Chwat-Edelstein is studying genome integrity in the laboratory of Xiaolan Zhao, PhD, a member of the Molecular Biology Program in the Sloan Kettering Institute. Her focus within the lab is on a protein called SUMO, which stands for small ubiquitin-like modifier. Cells attach SUMO to other proteins as a way to influence where they go in the cell and how long they stick around. When DNA sustains damage — for example, by chemicals called genotoxins — SUMO acts like molecular glue to bring together the proteins necessary to repair the DNA.

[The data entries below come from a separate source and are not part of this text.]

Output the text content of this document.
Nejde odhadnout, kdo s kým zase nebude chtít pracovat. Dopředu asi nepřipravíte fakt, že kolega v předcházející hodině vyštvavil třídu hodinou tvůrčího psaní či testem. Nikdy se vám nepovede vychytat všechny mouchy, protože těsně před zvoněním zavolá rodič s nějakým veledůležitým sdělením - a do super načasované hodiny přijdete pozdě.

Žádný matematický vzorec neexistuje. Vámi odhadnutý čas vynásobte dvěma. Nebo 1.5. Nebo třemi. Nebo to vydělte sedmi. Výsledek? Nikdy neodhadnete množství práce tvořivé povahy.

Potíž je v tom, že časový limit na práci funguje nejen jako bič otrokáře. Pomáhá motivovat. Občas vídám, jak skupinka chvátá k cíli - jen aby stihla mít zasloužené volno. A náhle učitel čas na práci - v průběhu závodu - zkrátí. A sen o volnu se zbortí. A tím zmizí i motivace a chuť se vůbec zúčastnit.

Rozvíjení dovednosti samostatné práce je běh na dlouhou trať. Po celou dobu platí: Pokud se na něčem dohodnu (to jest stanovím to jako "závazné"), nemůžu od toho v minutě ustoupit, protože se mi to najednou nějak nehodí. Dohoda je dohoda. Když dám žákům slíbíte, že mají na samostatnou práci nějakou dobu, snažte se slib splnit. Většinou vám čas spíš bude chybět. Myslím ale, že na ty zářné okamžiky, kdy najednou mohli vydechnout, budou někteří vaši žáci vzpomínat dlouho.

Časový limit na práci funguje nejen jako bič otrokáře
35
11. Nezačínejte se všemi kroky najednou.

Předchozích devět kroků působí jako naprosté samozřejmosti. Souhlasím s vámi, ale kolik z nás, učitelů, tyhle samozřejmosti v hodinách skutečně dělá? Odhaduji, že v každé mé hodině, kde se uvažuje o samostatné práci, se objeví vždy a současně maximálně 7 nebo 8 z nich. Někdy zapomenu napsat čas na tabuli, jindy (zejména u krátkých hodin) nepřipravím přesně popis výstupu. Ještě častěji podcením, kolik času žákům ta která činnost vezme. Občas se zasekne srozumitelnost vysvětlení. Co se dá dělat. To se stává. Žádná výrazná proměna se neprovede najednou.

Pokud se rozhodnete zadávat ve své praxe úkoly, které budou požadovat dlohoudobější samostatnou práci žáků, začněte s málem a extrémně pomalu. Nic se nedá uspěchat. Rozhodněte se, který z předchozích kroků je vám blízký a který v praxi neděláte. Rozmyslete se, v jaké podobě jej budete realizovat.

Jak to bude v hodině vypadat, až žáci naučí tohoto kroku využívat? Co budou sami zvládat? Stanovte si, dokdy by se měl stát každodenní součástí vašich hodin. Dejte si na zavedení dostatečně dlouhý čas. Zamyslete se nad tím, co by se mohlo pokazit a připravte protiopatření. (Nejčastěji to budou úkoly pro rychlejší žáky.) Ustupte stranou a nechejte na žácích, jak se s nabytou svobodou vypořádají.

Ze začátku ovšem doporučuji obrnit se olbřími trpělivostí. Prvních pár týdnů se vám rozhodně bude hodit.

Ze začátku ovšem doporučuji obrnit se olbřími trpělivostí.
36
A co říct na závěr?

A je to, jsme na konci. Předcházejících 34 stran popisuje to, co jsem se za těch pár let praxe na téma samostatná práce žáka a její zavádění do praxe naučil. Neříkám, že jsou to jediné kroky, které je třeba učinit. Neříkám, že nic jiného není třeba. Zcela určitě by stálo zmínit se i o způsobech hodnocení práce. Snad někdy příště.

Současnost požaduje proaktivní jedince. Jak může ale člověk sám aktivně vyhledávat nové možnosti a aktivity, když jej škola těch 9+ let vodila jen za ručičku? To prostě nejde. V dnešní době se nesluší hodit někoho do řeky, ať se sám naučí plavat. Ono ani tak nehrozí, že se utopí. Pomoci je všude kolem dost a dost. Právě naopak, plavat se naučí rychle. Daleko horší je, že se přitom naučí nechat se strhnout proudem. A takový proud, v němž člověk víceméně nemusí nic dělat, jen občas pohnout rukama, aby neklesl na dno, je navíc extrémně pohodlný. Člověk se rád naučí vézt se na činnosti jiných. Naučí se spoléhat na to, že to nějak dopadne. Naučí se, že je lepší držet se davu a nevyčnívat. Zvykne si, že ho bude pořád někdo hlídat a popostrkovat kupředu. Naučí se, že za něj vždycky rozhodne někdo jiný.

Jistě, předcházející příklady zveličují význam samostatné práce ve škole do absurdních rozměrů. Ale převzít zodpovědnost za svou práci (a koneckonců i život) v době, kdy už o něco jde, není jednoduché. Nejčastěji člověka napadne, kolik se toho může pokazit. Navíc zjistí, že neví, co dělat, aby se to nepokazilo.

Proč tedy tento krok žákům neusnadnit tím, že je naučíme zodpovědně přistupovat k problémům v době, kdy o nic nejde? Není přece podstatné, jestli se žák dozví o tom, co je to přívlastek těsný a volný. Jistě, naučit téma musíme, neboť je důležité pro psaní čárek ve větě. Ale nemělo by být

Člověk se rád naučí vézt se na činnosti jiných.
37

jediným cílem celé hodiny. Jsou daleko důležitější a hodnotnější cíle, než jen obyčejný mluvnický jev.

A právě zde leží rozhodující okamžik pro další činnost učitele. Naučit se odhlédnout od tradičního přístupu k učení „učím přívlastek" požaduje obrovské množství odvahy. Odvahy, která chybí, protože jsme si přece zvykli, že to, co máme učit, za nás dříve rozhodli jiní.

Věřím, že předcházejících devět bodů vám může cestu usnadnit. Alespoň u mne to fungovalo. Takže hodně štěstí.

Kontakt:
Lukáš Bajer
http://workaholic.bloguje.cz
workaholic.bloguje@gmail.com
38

“My work is focusing on how, in response to genotoxins specifically, SUMO gets added or taken off of specific proteins to influence the direction that cells take to deal with that damage,” she says. “It’s a very open question.”
Her interest in sciences goes way back. In high school, she participated in a science enrichment program that introduced her to actual lab work “beyond the eighth-grade science fair,” she says. “I’ve basically known since elementary school that this is what I wanted to do.”
Her interest in supporting women in science is long-standing as well.
“I’ve always been passionate about advocating for women in science,” she says. “Throughout my undergrad, I was involved in the City College Women in Science organization, where I helped organize a mentorship program to pair younger women with either graduate students, postdocs, or PIs to mentor them throughout their time at City College. So being supported by a fellowship for women in science is really meaningful to me.”
Melissa Yao
Now in her third year of her PhD program at the Gerstner Sloan Kettering Graduate School of Biomedical Sciences (GSK), Yao retains that same sense of joy at doing science. Working in the lab of physician-scientist Andrea Ventura, MD, PhD, she is studying the role of extra-chromosomal circular DNA, or ecDNA, in cancer. These are little rings of DNA that exist in cells, separate from the DNA that makes up chromosomes. These circular bits of DNA can sometimes contain oncogenes, or cancer-causing genes; the more of these circles they accumulate, the more aggressive the cancer can become.
“ecDNAs are really interesting because they can lead to therapeutic resistance,” she says. “But scientists don’t really understand when in a tumor they arise — if they are a result of therapy or if they are just a consequence of a cell being cancer.”
Scientists have known about ecDNAs since the 1960s. But not until recently was it possible to model and study their behavior in a controlled system.
With the help of some sophisticated genetic engineering techniques, her goal is to model how these ecDNAs influence the development of liver cancer over time in mice. She won a Kravis WiSE graduate fellowship for her project tracking how an oncogene called mdm-2 carried on an ecDNA influences the development of liver cancer. To do that, she will use a genetically engineered mouse that carries the mdm-2-containing ecDNA in its cells.
“This is the first time that anybody has ever modeled these ecDNAs in mice, starting before cancer arises,” she says.
Yao’s interest in cancer dates back to her undergraduate days. She did laboratory research on pancreatic cancer when she was a student at Stony Brook University on Long Island, worked as a research assistant at Cold Spring Harbor Laboratory after college, and then went on to study liver cancer for her master’s degree at Mount Sinai School of Medicine.
“When I applied to graduate school to get my PhD, I knew I wanted to stay in cancer research and I didn’t want to go anywhere other than MSK to do it,” she says.
Her ultimate goal is to become the principal investigator of her own lab and serve as a role model for young aspiring female scientists. “That’s something that’s definitely lacking right now,” she says. “There just aren’t enough female PIs to balance the field.”
“The reason I applied for the Kravis WiSE fellowship is because women are not well represented in science, and I hope that I can set an example for other female scientists,” she says.